Texas officials say in their suit that they are seeking to recover civil penalties for past violations of the law and that they would try to stop any future improper uses—suggesting Meta might still retain some of the facial-recognition data it collected.

“Facebook announced, in November 2021, that it would cease use of the face-recognition feature on its Facebook social-media platform,” the complaint says. “Facebook has made no such commitment with respect to any of the other platforms or operations under its corporate umbrella, such as Instagram, WhatsApp, Facebook Reality Labs, or its upcoming virtual-reality metaverse.”

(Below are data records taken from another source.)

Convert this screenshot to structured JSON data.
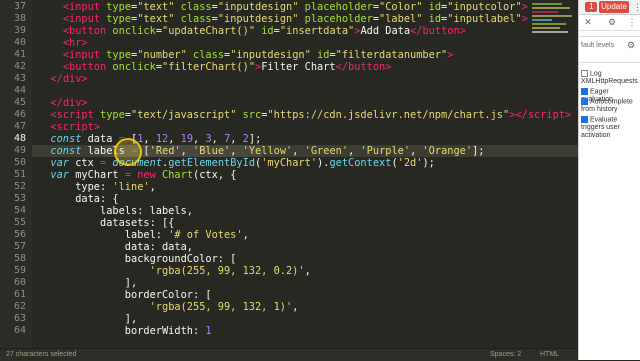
{
  "editor": {
    "current_line": 48,
    "lines": [
      {
        "n": 37,
        "tokens": [
          [
            "    ",
            "plain"
          ],
          [
            "<",
            "tag"
          ],
          [
            "input",
            "tag"
          ],
          [
            " type",
            "attr"
          ],
          [
            "=",
            "plain"
          ],
          [
            "\"text\"",
            "str"
          ],
          [
            " class",
            "attr"
          ],
          [
            "=",
            "plain"
          ],
          [
            "\"inputdesign\"",
            "str"
          ],
          [
            " placeholder",
            "attr"
          ],
          [
            "=",
            "plain"
          ],
          [
            "\"Color\"",
            "str"
          ],
          [
            " id",
            "attr"
          ],
          [
            "=",
            "plain"
          ],
          [
            "\"inputcolor\"",
            "str"
          ],
          [
            ">",
            "tag"
          ]
        ]
      },
      {
        "n": 38,
        "tokens": [
          [
            "    ",
            "plain"
          ],
          [
            "<",
            "tag"
          ],
          [
            "input",
            "tag"
          ],
          [
            " type",
            "attr"
          ],
          [
            "=",
            "plain"
          ],
          [
            "\"text\"",
            "str"
          ],
          [
            " class",
            "attr"
          ],
          [
            "=",
            "plain"
          ],
          [
            "\"inputdesign\"",
            "str"
          ],
          [
            " placeholder",
            "attr"
          ],
          [
            "=",
            "plain"
          ],
          [
            "\"label\"",
            "str"
          ],
          [
            " id",
            "attr"
          ],
          [
            "=",
            "plain"
          ],
          [
            "\"inputlabel\"",
            "str"
          ],
          [
            ">",
            "tag"
          ]
        ]
      },
      {
        "n": 39,
        "tokens": [
          [
            "    ",
            "plain"
          ],
          [
            "<",
            "tag"
          ],
          [
            "button",
            "tag"
          ],
          [
            " onclick",
            "attr"
          ],
          [
            "=",
            "plain"
          ],
          [
            "\"updateChart()\"",
            "str"
          ],
          [
            " id",
            "attr"
          ],
          [
            "=",
            "plain"
          ],
          [
            "\"insertdata\"",
            "str"
          ],
          [
            ">",
            "tag"
          ],
          [
            "Add Data",
            "plain"
          ],
          [
            "</",
            "tag"
          ],
          [
            "button",
            "tag"
          ],
          [
            ">",
            "tag"
          ]
        ]
      },
      {
        "n": 40,
        "tokens": [
          [
            "    ",
            "plain"
          ],
          [
            "<",
            "tag"
          ],
          [
            "hr",
            "tag"
          ],
          [
            ">",
            "tag"
          ]
        ]
      },
      {
        "n": 41,
        "tokens": [
          [
            "    ",
            "plain"
          ],
          [
            "<",
            "tag"
          ],
          [
            "input",
            "tag"
          ],
          [
            " type",
            "attr"
          ],
          [
            "=",
            "plain"
          ],
          [
            "\"number\"",
            "str"
          ],
          [
            " class",
            "attr"
          ],
          [
            "=",
            "plain"
          ],
          [
            "\"inputdesign\"",
            "str"
          ],
          [
            " id",
            "attr"
          ],
          [
            "=",
            "plain"
          ],
          [
            "\"filterdatanumber\"",
            "str"
          ],
          [
            ">",
            "tag"
          ]
        ]
      },
      {
        "n": 42,
        "tokens": [
          [
            "    ",
            "plain"
          ],
          [
            "<",
            "tag"
          ],
          [
            "button",
            "tag"
          ],
          [
            " onclick",
            "attr"
          ],
          [
            "=",
            "plain"
          ],
          [
            "\"filterChart()\"",
            "str"
          ],
          [
            ">",
            "tag"
          ],
          [
            "Filter Chart",
            "plain"
          ],
          [
            "</",
            "tag"
          ],
          [
            "button",
            "tag"
          ],
          [
            ">",
            "tag"
          ]
        ]
      },
      {
        "n": 43,
        "tokens": [
          [
            "  ",
            "plain"
          ],
          [
            "</",
            "tag"
          ],
          [
            "div",
            "tag"
          ],
          [
            ">",
            "tag"
          ]
        ]
      },
      {
        "n": 44,
        "tokens": [
          [
            "",
            "plain"
          ]
        ]
      },
      {
        "n": 45,
        "tokens": [
          [
            "  ",
            "plain"
          ],
          [
            "</",
            "tag"
          ],
          [
            "div",
            "tag"
          ],
          [
            ">",
            "tag"
          ]
        ]
      },
      {
        "n": 46,
        "tokens": [
          [
            "  ",
            "plain"
          ],
          [
            "<",
            "tag"
          ],
          [
            "script",
            "tag"
          ],
          [
            " type",
            "attr"
          ],
          [
            "=",
            "plain"
          ],
          [
            "\"text/javascript\"",
            "str"
          ],
          [
            " src",
            "attr"
          ],
          [
            "=",
            "plain"
          ],
          [
            "\"https://cdn.jsdelivr.net/npm/chart.js\"",
            "str"
          ],
          [
            "></",
            "tag"
          ],
          [
            "script",
            "tag"
          ],
          [
            ">",
            "tag"
          ]
        ]
      },
      {
        "n": 47,
        "tokens": [
          [
            "  ",
            "plain"
          ],
          [
            "<",
            "tag"
          ],
          [
            "script",
            "tag"
          ],
          [
            ">",
            "tag"
          ]
        ]
      },
      {
        "n": 48,
        "tokens": [
          [
            "  ",
            "plain"
          ],
          [
            "const",
            "kw"
          ],
          [
            " data ",
            "plain"
          ],
          [
            "=",
            "op"
          ],
          [
            " [",
            "plain"
          ],
          [
            "1",
            "num"
          ],
          [
            ", ",
            "plain"
          ],
          [
            "12",
            "num"
          ],
          [
            ", ",
            "plain"
          ],
          [
            "19",
            "num"
          ],
          [
            ", ",
            "plain"
          ],
          [
            "3",
            "num"
          ],
          [
            ", ",
            "plain"
          ],
          [
            "7",
            "num"
          ],
          [
            ", ",
            "plain"
          ],
          [
            "2",
            "num"
          ],
          [
            "];",
            "plain"
          ]
        ]
      },
      {
        "n": 49,
        "tokens": [
          [
            "  ",
            "plain"
          ],
          [
            "const",
            "kw"
          ],
          [
            " labels ",
            "plain"
          ],
          [
            "=",
            "op"
          ],
          [
            " [",
            "plain"
          ],
          [
            "'Red'",
            "str"
          ],
          [
            ", ",
            "plain"
          ],
          [
            "'Blue'",
            "str"
          ],
          [
            ", ",
            "plain"
          ],
          [
            "'Yellow'",
            "str"
          ],
          [
            ", ",
            "plain"
          ],
          [
            "'Green'",
            "str"
          ],
          [
            ", ",
            "plain"
          ],
          [
            "'Purple'",
            "str"
          ],
          [
            ", ",
            "plain"
          ],
          [
            "'Orange'",
            "str"
          ],
          [
            "];",
            "plain"
          ]
        ]
      },
      {
        "n": 50,
        "tokens": [
          [
            "  ",
            "plain"
          ],
          [
            "var",
            "kw"
          ],
          [
            " ctx ",
            "plain"
          ],
          [
            "=",
            "op"
          ],
          [
            " ",
            "plain"
          ],
          [
            "document",
            "kw"
          ],
          [
            ".",
            "plain"
          ],
          [
            "getElementById",
            "fn"
          ],
          [
            "(",
            "plain"
          ],
          [
            "'myChart'",
            "str"
          ],
          [
            ").",
            "plain"
          ],
          [
            "getContext",
            "fn"
          ],
          [
            "(",
            "plain"
          ],
          [
            "'2d'",
            "str"
          ],
          [
            ");",
            "plain"
          ]
        ]
      },
      {
        "n": 51,
        "tokens": [
          [
            "  ",
            "plain"
          ],
          [
            "var",
            "kw"
          ],
          [
            " myChart ",
            "plain"
          ],
          [
            "=",
            "op"
          ],
          [
            " ",
            "plain"
          ],
          [
            "new",
            "op"
          ],
          [
            " ",
            "plain"
          ],
          [
            "Chart",
            "obj"
          ],
          [
            "(ctx, {",
            "plain"
          ]
        ]
      },
      {
        "n": 52,
        "tokens": [
          [
            "      type: ",
            "plain"
          ],
          [
            "'line'",
            "str"
          ],
          [
            ",",
            "plain"
          ]
        ]
      },
      {
        "n": 53,
        "tokens": [
          [
            "      data: {",
            "plain"
          ]
        ]
      },
      {
        "n": 54,
        "tokens": [
          [
            "          labels: labels,",
            "plain"
          ]
        ]
      },
      {
        "n": 55,
        "tokens": [
          [
            "          datasets: [{",
            "plain"
          ]
        ]
      },
      {
        "n": 56,
        "tokens": [
          [
            "              label: ",
            "plain"
          ],
          [
            "'# of Votes'",
            "str"
          ],
          [
            ",",
            "plain"
          ]
        ]
      },
      {
        "n": 57,
        "tokens": [
          [
            "              data: data,",
            "plain"
          ]
        ]
      },
      {
        "n": 58,
        "tokens": [
          [
            "              backgroundColor: [",
            "plain"
          ]
        ]
      },
      {
        "n": 59,
        "tokens": [
          [
            "                  ",
            "plain"
          ],
          [
            "'rgba(255, 99, 132, 0.2)'",
            "str"
          ],
          [
            ",",
            "plain"
          ]
        ]
      },
      {
        "n": 60,
        "tokens": [
          [
            "              ],",
            "plain"
          ]
        ]
      },
      {
        "n": 61,
        "tokens": [
          [
            "              borderColor: [",
            "plain"
          ]
        ]
      },
      {
        "n": 62,
        "tokens": [
          [
            "                  ",
            "plain"
          ],
          [
            "'rgba(255, 99, 132, 1)'",
            "str"
          ],
          [
            ",",
            "plain"
          ]
        ]
      },
      {
        "n": 63,
        "tokens": [
          [
            "              ],",
            "plain"
          ]
        ]
      },
      {
        "n": 64,
        "tokens": [
          [
            "              borderWidth: ",
            "plain"
          ],
          [
            "1",
            "num"
          ]
        ]
      }
    ]
  },
  "devtools": {
    "badge": "1",
    "update_button": "Update",
    "more_icon": "kebab-icon",
    "levels_label": "fault levels",
    "options": [
      {
        "label": "Log XMLHttpRequests",
        "checked": false
      },
      {
        "label": "Eager evaluation",
        "checked": true
      },
      {
        "label": "Autocomplete from history",
        "checked": true
      },
      {
        "label": "Evaluate triggers user activation",
        "checked": true
      }
    ]
  },
  "statusbar": {
    "selection": "27 characters selected",
    "spaces": "Spaces: 2",
    "language": "HTML"
  },
  "colors": {
    "editor_bg": "#272822",
    "keyword": "#66d9ef",
    "string": "#e6db74",
    "tag": "#f92672",
    "attribute": "#a6e22e",
    "number": "#ae81ff",
    "update_button": "#e04b3d"
  }
}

In a blog post announcing that it was ending its use of facial recognition, Facebook said that it would “continue working on these technologies and engaging outside experts…[But] amid this ongoing uncertainty, we believe that limiting the use of facial recognition to a narrow set of use cases is appropriate.”

The Texas suit also says Facebook has obtained patents for systems “where consumers wandering in stores or standing at checkout counters have their faces scanned and matched with their social-networking profiles.”

Mr. Paxton brought in two outside companies—Keller Lenkner LLC and McKool Smith P.C.—to help out because the case against Meta is complex and raises technical issues, he said. The case was filed in state court in Marshall because it has become a popular choice for technology litigation, he added.

The Texas investigation itself might have slowed at least some of the facial-recognition system’s shutdown. Following the company’s announcement in early November, Texas authorities demanded that relevant data be preserved while the state investigated.

In a follow-up letter on Nov. 10, Texas officials said Facebook had confirmed that Meta “will not delete any source code related to Facebook’s Facial Recognition system,” and would “preserve all metadata related to the system” including data sufficient to identify Texas users, which users had facial recognition enabled, and which users had face templates saved.

Facebook said it believed the face templates themselves weren’t material and could be deleted, according to the Nov. 10 letter from the Texas attorney general’s office. The attorney general’s office expressed concern about that, and demanded that Meta not delete any face template information for past or present Texas residents.